The problem will be fixed, he said.

"You’ve given the company a deadline and an expectation,” At-Large commissioner Pat Cotham said Wednesday. “What if they don’t meet it? Do you have hope to get your money back?"

"If the company does not meet the Feb. 10 deadline, it’s our expectation that we will go in a different direction, and we will exercise a provision that will allow us to begin to recoup the fund that have already been paid for the project,” Winston said.

Winston said on Jan. 10 the district has been doing intense testing of the system and wanted to be transparent about what’s going on.

“At school, we found that the system didn’t perform as promised and it did not perform consistently. In other words, we had a system that did not work well all of the time and didn’t work at all some of the time,” said Winston.

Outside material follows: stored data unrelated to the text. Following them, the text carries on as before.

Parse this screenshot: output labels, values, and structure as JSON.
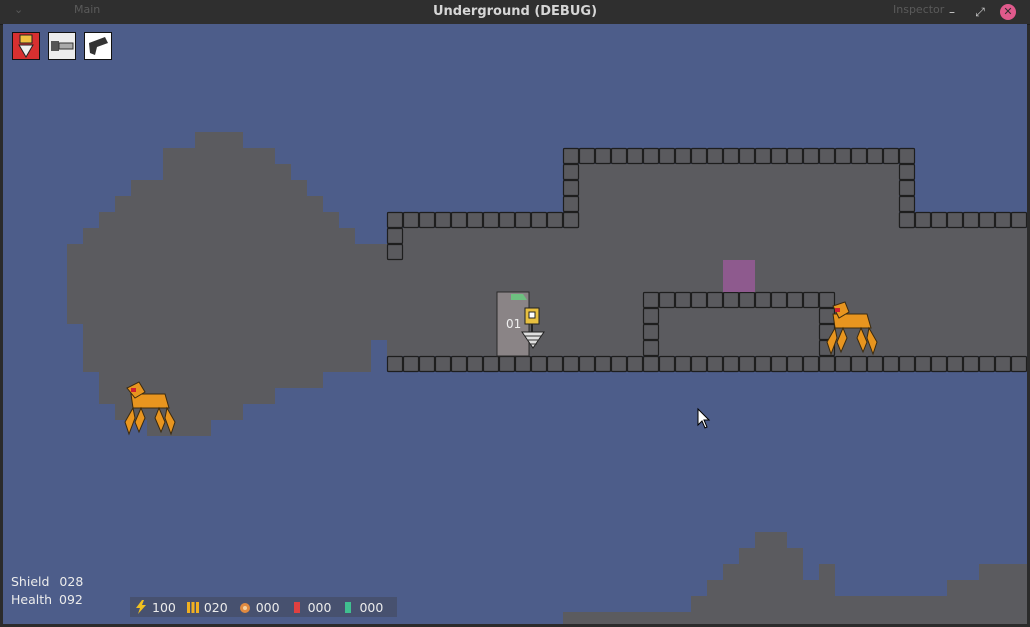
{
  "window": {
    "title": "Underground (DEBUG)",
    "left_tab_label": "Main",
    "inspector_label": "Inspector",
    "accent_close": "#e05a8c"
  },
  "toolbar": {
    "tools": [
      {
        "name": "drill-tool",
        "selected": true
      },
      {
        "name": "chainsaw-tool",
        "selected": false
      },
      {
        "name": "gun-tool",
        "selected": false
      }
    ]
  },
  "door": {
    "label": "01"
  },
  "hud": {
    "shield_label": "Shield",
    "shield_value": "028",
    "health_label": "Health",
    "health_value": "092",
    "resources": [
      {
        "icon": "energy-icon",
        "value": "100",
        "color": "#f0c020"
      },
      {
        "icon": "ammo-icon",
        "value": "020",
        "color": "#f0b020"
      },
      {
        "icon": "ore-icon",
        "value": "000",
        "color": "#e08a40"
      },
      {
        "icon": "red-crystal-icon",
        "value": "000",
        "color": "#e04040"
      },
      {
        "icon": "green-crystal-icon",
        "value": "000",
        "color": "#40c090"
      }
    ]
  },
  "colors": {
    "sky": "#4d5d8a",
    "rock": "#5b5b5f",
    "block": "#5a5a5e",
    "block_border": "#1e1e1e",
    "crate": "#8e5a8e",
    "enemy": "#e8951f"
  }
}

Winston added that: "Everything that occurred was legal and followed board policy in terms of who’s at fault or who to hold accountable. What I want to convey is, as you alluded to, I inherited this particular situation. My job is to bring a resolution to the matter.”

The alert is triggered using a panic card that trained staff members have.

It sends out school-wide alerts lighting up a button in different colors associated with the type of emergency, whether it is medical, weather or a safety threat.

CMS has spent $1.3 million on the crisis alert system, so far.

“We have a substantial investment in it, more than $1 million with more than another half-million (dollars) expected by the vendor,” Winston said earlier this month. “Moreover, this system was installed with funds from our partners at the county.”

Winston said the vendor was selected before he became superintendent, and he was not part of the decision-making process.